Ce soir-là, chez moi, je sors de mon placard de vieux albums photos de famille. Page après page, les photos des fêtes somptueuses de Bianca : ses seize ans dans une salle de bal louée ; ses vingt et un ans avec un orchestre ; ses vingt-cinq ans avec un week-end en amoureux avec vingt amis.
Je feuillette mon journal d’enfance, les entrées formant un schéma douloureux :
Le 18 avril 2015. Mon seizième anniversaire aujourd’hui. La famille est allée au tournoi de volley-ball de Bianca. Maman avait dit qu’on fêterait ça le week-end prochain, mais elle a oublié.
Le 18 avril 2016. Plus personne ne s’en est souvenu. Papa m’a donné 20 dollars quand j’en ai parlé à table.
Le 18 avril 2017. Rachel a apporté des cupcakes à l’école. Au moins, quelqu’un s’en est souvenu.
Je claque le journal et attrape mon téléphone pour envoyer un texto à Rachel : Tu te souviens de ce voyage en Floride dont on a parlé ? Je l’ai réservé pour mon anniversaire. Pour de vrai cette fois. J’en ai marre.
Sa réponse fuse : Enfin ! Il était temps que tu fasses quelque chose pour toi. J’en suis !

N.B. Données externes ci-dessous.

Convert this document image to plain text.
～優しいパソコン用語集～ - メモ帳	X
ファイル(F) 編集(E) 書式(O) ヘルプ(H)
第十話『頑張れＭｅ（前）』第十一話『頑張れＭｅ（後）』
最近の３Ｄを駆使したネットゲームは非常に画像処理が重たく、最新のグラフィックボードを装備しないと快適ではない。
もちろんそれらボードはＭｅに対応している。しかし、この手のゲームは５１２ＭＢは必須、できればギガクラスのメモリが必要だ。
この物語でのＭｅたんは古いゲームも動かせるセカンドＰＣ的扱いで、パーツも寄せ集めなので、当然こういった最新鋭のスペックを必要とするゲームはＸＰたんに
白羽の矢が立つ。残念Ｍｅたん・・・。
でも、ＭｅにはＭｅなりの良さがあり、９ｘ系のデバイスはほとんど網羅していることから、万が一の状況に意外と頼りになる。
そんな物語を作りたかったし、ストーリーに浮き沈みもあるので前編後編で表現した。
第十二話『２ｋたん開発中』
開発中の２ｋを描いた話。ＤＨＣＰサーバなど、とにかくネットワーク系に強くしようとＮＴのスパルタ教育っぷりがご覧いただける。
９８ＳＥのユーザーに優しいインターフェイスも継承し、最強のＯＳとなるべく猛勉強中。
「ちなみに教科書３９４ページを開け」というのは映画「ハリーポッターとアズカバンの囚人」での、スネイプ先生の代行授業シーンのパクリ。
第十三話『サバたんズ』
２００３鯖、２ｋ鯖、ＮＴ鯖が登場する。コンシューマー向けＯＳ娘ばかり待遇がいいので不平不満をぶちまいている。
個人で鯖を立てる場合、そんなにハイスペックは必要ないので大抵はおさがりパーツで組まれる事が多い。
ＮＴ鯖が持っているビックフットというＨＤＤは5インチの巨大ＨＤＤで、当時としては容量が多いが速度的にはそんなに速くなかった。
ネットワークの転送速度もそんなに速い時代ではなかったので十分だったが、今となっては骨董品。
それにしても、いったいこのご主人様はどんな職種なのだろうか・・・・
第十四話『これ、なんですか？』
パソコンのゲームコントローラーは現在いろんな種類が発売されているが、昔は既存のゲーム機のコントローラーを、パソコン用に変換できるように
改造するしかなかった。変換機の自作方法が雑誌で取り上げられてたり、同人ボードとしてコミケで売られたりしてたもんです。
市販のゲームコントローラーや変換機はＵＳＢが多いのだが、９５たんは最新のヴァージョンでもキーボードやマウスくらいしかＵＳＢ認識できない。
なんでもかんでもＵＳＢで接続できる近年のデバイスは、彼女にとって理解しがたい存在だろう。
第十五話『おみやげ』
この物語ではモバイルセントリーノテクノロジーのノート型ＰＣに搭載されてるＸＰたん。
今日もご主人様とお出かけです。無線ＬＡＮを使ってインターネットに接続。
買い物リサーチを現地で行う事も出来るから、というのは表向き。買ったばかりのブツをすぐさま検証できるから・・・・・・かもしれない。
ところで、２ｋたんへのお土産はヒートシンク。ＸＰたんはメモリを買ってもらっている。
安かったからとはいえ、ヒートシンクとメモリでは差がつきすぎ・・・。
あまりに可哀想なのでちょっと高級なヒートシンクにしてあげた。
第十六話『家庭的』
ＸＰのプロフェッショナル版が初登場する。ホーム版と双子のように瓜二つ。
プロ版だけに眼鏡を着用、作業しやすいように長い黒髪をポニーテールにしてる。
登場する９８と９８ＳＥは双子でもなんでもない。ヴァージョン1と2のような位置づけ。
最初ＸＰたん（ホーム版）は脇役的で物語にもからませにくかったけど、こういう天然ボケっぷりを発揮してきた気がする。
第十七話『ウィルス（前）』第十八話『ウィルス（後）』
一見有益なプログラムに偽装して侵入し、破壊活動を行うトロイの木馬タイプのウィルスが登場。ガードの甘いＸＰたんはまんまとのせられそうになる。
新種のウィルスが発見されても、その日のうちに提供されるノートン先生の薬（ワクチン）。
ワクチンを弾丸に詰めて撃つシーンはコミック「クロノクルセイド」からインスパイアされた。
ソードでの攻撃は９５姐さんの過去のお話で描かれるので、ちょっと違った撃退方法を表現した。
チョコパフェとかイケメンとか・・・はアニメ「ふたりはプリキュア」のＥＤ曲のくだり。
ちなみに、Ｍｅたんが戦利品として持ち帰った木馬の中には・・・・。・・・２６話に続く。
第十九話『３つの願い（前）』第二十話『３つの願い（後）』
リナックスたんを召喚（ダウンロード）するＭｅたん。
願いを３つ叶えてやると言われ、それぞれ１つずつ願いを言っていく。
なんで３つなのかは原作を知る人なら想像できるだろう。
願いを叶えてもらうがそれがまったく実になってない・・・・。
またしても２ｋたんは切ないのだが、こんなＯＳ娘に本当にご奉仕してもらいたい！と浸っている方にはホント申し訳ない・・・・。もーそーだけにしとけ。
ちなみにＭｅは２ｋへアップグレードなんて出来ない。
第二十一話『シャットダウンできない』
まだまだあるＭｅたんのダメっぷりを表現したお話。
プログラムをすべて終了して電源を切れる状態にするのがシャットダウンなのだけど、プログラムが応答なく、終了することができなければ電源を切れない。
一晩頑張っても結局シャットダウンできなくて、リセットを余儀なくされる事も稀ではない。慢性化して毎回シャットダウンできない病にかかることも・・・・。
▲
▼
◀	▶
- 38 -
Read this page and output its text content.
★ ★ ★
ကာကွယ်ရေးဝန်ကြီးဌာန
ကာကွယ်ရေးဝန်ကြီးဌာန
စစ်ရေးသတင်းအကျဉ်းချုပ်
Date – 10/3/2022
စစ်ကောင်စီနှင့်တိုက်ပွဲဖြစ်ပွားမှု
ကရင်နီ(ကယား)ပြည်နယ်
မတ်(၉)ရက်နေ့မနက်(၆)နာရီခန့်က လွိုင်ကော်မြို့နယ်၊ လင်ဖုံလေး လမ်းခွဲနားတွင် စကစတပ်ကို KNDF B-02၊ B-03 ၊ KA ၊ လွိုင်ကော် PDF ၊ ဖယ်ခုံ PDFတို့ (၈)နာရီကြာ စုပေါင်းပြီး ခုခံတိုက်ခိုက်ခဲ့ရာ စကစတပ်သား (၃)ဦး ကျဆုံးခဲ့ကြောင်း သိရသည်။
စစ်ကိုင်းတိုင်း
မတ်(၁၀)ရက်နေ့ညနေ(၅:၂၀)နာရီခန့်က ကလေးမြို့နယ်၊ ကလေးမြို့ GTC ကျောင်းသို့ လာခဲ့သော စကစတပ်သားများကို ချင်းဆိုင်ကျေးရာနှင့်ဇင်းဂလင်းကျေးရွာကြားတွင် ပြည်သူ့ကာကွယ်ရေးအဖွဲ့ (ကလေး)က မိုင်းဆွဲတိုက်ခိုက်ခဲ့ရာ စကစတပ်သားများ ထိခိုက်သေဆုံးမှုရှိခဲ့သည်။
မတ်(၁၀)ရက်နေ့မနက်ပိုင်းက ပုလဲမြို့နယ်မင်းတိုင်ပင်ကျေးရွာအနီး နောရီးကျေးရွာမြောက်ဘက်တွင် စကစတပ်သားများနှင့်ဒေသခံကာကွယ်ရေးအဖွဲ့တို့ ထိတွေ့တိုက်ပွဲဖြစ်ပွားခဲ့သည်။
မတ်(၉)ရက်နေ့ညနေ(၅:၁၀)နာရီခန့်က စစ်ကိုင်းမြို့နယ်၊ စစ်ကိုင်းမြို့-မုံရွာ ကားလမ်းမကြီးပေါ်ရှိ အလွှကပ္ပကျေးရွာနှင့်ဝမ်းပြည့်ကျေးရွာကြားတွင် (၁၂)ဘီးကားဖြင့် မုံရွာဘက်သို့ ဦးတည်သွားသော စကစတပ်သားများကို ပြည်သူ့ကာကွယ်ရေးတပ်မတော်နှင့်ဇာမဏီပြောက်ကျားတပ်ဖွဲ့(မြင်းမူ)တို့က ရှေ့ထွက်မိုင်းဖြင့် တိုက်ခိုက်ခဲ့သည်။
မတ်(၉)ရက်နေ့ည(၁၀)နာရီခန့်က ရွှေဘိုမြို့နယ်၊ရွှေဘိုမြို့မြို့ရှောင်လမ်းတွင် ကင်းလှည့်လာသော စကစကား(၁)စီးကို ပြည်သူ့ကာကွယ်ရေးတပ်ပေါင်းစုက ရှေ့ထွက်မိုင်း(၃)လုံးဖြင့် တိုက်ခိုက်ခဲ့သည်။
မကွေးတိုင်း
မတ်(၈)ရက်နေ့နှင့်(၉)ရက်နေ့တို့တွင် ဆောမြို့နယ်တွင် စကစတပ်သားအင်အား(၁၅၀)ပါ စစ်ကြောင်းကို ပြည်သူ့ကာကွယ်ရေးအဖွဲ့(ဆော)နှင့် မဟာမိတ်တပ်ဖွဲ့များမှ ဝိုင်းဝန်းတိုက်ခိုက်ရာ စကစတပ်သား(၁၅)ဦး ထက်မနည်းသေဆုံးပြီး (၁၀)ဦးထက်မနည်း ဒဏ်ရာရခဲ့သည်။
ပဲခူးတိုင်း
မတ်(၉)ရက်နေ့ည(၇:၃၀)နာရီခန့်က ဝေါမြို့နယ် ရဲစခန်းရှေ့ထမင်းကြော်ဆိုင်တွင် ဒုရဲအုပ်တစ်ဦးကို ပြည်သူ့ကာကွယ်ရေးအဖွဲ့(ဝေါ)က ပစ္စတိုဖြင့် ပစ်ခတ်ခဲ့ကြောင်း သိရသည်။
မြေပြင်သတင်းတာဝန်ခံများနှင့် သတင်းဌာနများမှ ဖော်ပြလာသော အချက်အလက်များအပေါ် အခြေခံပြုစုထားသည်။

Pour la première fois depuis des jours, je souris.
Deux heures et une demi-bouteille de vin plus tard, Rachel est assise en tailleur sur le sol de mon salon, son ordinateur portable en équilibre sur les genoux. « Alors, tu vas vraiment faire ça ? » Elle désigne mon écran où la confirmation de réservation du Blue Beach Bungalow s’affiche. « Juste… disparaître pour ton anniversaire et laisser la fête de Bianca tourner au fiasco ? »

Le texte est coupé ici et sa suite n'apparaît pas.